A principal explicação oficial para o atual retrocesso é a sabotagem sofrida pelo sistema eleitoral. Um ataque cibernético com invasão generalizada, que saturou redes por meio de tráfego espúrio, ou seja, utilizando uma nova forma de conspiração digital.
A existência de tal apagão eleitoral é totalmente crível no atual cenário de guerras cibernéticas. Se Israel está usando inteligência artificial para praticar genocídio personalizado em Gaza, é bem possível que a Venezuela tenha sofrido o ataque às redes que o governo denuncia. Mas essa acusação deve ser verificada com evidências, que nenhuma autoridade forneceu até agora. De qualquer forma, parece-me que a divulgação da famosa ata não resolverá o problema.
- Porque?
– Simplesmente porque o direito não reconhecerá um resultado adverso. Para eles, qualquer eleição perdida equivale a uma fraude. Desde 1999, houve 35 eleições na Venezuela e apenas as duas eleições que eles venceram foram validadas. Nos casos opostos, eles não sabiam os números finais. Na disputa contenciosa de 2013, a recontagem que eles exigiram foi realizada e eles também não aceitaram o veredito dessa recontagem.
A direita só aceita competir se tiver previamente garantido a vitória. Essa posição invalida qualquer eleição. Eles agem exatamente como Trump, que negou sua derrota para Biden, alegando fraude que ninguém conseguiu provar. Para completar, eles agora divulgaram sua própria contagem, anunciando que González Urrutia venceu por uma margem de 60 a 80% a seu favor. Eles não mostram nenhum documento sério que corrobore essa afirmação. Eles improvisam e inventam afirmações completamente implausíveis.

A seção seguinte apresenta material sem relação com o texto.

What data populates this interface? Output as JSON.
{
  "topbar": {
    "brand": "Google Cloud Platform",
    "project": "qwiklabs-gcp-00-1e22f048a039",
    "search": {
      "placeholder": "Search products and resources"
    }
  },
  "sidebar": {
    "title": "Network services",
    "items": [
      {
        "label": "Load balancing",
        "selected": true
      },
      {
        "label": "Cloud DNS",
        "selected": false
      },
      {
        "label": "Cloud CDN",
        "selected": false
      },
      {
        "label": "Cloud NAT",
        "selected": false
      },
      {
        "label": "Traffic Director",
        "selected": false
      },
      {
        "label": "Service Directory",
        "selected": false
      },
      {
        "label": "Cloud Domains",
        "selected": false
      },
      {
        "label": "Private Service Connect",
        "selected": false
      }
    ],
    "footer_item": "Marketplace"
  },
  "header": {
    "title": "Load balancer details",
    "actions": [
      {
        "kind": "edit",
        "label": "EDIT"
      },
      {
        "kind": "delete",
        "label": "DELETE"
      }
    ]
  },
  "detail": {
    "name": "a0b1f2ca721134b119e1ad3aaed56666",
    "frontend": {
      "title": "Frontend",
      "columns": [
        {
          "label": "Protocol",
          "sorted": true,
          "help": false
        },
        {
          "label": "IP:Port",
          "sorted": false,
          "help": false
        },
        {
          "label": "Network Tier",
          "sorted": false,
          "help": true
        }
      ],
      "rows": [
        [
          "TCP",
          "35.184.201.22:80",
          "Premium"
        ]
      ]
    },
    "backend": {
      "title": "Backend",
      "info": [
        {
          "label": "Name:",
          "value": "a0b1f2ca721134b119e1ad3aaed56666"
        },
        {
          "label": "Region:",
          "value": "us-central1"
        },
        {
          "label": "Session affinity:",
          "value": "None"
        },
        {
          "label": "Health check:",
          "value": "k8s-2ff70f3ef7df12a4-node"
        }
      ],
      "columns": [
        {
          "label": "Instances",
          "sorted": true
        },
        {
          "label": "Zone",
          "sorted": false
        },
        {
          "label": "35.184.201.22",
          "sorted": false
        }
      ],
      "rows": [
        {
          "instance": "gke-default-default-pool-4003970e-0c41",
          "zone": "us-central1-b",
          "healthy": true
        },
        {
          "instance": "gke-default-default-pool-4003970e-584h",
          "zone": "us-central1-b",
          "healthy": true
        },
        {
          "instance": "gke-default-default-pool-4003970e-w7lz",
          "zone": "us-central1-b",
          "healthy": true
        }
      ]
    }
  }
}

Além disso, a divulgação da ata não resolve nada devido à natureza atípica desta eleição. As eleições foram precedidas pelo Acordo de Barbados, que definiu a convocação de eleições de acordo com o equilíbrio de poder entre as duas forças em conflito. A direita concordou em concorrer após vários anos de fiasco com Guaidó. Eles não podiam mais apoiar o fantoche corrupto que se autoproclamou presidente sem nenhuma contagem de minutos. Por conta dessa derrota, eles concordaram em participar de eleições gerais, com membros do Conselho Nacional Eleitoral. Eles até aprovaram o truque do governo de restringir severamente os direitos de voto dos emigrantes.
Por sua vez, o governo aceitou a presença negociada de observadores internacionais, o que não é parte natural de nenhuma eleição. Nos Estados Unidos, França, Israel ou Inglaterra, os inspetores estrangeiros não aparecem tão naturalmente como nos países periféricos. A escolha foi condicionada por esse compromisso prévio.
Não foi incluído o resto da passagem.